Para situar el problema

Las “maras”: nueva forma de control social

En algunos de los países del istmo centroamericano (Guatemala, Honduras, El Salvador, Nicaragua) desde hace ya unos años, y en forma siempre creciente, el fenómeno de las pandillas juveniles violentas ha pasado a ser un tema de relevancia nacional. Se trata de un fenómeno urbano, pero que tiene raíces en la exclusión social del campo, en la huída desesperada de grandes masas rurales de la pobreza crónica y de la violencia de las guerras internas que estos últimos años asolaron la región.

     Estas pandillas, surgidas siempre en las barriadas pobres de las ciudades cada vez más atestadas y caóticas, son habitualmente conocidas como “maras” –término derivado de las hormigas marabuntas, que terminan con todo a su paso, metáfora para explicar lo que hacen estas “mara-buntas” humanas–. Las mismas, según la representación social que se generó estos últimos años, han pasado a ser el “nuevo demonio” todopoderoso.
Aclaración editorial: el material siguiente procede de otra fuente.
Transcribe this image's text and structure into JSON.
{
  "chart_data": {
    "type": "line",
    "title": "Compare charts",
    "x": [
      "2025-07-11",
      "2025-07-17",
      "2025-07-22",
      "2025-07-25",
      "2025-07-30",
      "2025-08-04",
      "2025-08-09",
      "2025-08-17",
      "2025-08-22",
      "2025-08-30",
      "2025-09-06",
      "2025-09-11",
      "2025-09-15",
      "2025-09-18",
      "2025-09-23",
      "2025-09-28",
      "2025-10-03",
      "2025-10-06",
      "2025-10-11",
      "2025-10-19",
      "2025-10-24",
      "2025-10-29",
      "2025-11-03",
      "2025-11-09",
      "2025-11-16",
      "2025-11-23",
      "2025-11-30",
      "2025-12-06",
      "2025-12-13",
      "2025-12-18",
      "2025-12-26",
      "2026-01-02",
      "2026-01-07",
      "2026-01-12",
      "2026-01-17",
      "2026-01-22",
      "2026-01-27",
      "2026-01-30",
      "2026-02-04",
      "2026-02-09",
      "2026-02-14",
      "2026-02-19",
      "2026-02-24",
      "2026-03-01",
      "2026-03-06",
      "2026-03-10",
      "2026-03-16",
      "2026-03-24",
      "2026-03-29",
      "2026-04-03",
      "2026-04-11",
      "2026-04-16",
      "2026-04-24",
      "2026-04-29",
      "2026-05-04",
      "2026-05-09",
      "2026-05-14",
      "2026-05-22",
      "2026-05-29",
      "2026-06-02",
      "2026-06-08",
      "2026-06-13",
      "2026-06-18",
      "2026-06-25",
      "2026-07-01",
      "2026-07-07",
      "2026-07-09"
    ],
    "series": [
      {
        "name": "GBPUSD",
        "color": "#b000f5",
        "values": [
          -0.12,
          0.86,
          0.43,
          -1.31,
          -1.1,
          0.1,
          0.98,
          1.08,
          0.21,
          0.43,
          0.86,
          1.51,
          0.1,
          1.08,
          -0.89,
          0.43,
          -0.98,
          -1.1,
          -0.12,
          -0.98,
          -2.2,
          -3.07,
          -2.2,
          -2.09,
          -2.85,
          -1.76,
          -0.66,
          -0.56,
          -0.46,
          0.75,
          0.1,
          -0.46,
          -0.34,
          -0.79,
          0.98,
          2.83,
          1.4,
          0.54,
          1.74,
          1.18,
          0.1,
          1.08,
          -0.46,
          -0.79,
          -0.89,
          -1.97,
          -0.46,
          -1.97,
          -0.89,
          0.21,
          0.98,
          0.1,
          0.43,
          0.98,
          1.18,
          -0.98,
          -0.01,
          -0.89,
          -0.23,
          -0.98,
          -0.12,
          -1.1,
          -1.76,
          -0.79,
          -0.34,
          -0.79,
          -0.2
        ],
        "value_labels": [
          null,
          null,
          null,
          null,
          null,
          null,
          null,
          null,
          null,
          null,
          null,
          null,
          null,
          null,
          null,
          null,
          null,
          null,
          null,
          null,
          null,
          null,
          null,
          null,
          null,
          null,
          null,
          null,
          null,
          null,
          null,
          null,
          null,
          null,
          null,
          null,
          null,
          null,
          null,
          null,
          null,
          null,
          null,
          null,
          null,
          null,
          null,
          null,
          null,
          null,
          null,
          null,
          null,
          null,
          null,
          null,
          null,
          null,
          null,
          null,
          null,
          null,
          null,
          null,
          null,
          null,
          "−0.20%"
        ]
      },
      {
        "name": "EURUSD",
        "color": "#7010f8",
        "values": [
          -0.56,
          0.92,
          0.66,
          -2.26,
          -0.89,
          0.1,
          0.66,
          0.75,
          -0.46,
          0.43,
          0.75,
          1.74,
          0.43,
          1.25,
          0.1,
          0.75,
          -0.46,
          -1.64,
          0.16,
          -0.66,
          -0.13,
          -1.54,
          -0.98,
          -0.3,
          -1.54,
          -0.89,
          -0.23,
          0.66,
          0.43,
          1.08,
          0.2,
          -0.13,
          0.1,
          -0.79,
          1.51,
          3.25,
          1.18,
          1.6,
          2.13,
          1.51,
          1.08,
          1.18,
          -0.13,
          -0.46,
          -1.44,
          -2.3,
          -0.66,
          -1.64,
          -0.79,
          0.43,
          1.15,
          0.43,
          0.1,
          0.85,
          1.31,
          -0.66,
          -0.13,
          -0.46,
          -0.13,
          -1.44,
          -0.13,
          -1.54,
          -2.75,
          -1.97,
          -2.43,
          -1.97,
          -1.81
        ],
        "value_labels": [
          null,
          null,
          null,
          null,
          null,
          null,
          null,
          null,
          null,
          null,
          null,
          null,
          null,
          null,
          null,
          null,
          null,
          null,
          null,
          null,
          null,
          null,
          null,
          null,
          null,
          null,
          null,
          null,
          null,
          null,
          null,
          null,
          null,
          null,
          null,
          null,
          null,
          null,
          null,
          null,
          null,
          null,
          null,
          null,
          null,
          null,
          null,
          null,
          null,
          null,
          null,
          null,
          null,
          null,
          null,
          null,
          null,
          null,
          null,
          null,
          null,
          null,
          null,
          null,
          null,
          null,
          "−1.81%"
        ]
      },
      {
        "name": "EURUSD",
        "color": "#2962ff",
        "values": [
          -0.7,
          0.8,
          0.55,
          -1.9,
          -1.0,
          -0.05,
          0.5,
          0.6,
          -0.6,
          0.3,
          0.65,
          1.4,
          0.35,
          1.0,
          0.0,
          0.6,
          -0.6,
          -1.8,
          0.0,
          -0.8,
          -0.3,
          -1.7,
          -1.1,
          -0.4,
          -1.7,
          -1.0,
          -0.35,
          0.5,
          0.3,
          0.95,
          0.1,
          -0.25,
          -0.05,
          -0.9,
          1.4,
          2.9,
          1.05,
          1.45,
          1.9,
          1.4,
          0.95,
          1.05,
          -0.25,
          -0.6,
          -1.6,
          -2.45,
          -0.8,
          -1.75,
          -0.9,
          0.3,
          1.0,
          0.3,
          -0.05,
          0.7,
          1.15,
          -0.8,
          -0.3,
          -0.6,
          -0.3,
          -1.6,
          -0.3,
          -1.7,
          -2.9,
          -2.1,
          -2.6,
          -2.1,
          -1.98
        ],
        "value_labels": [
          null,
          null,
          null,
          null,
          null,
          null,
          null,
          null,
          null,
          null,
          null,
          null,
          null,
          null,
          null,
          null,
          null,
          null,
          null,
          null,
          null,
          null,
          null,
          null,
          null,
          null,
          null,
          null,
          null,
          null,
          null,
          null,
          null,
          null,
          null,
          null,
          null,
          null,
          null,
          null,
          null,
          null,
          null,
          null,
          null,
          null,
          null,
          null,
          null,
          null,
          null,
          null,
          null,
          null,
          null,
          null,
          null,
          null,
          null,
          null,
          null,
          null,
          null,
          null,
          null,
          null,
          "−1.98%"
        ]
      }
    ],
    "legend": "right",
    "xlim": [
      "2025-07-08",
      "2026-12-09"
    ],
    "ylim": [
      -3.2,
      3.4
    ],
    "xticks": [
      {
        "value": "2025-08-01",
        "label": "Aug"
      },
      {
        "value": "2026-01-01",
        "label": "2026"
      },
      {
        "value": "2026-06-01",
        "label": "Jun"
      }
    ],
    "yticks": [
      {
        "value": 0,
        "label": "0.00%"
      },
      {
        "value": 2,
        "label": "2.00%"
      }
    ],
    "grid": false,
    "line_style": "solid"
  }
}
Según el manipulado e insistente bombardeo mediático, son ellas las principal causa de inestabilidad y angustia de estas sociedades, ya de por sí fragmentadas, sufridas, siempre en crisis; es frecuente escuchar la machacona prédica que “las maras tienen de rodilla a la ciudadanía”.

     El problema, por cierto, es muy complejo; categorizaciones esquemáticas no sirven para abordarlo, por ser incompletas, parciales y simplificantes. Entender, y eventualmente actuar, en relación a fenómenos como éste, implica relacionar un sinnúmero de elementos y verlos en su articulación global. Comprender a cabalidad de qué hablamos cuando nos referimos a las maras no puede desconocer que se trata de algo que surge en los países más pobres del continente, con estructuras económico-sociales de un capitalismo periférico que resiste a modernizarse, y que vienen todos ellos de terribles procesos de guerra civil cruenta en estas últimas décadas, con pérdidas inconmensurables tanto en vidas humanas como en infraestructura, los cuales hipotecan su futuro.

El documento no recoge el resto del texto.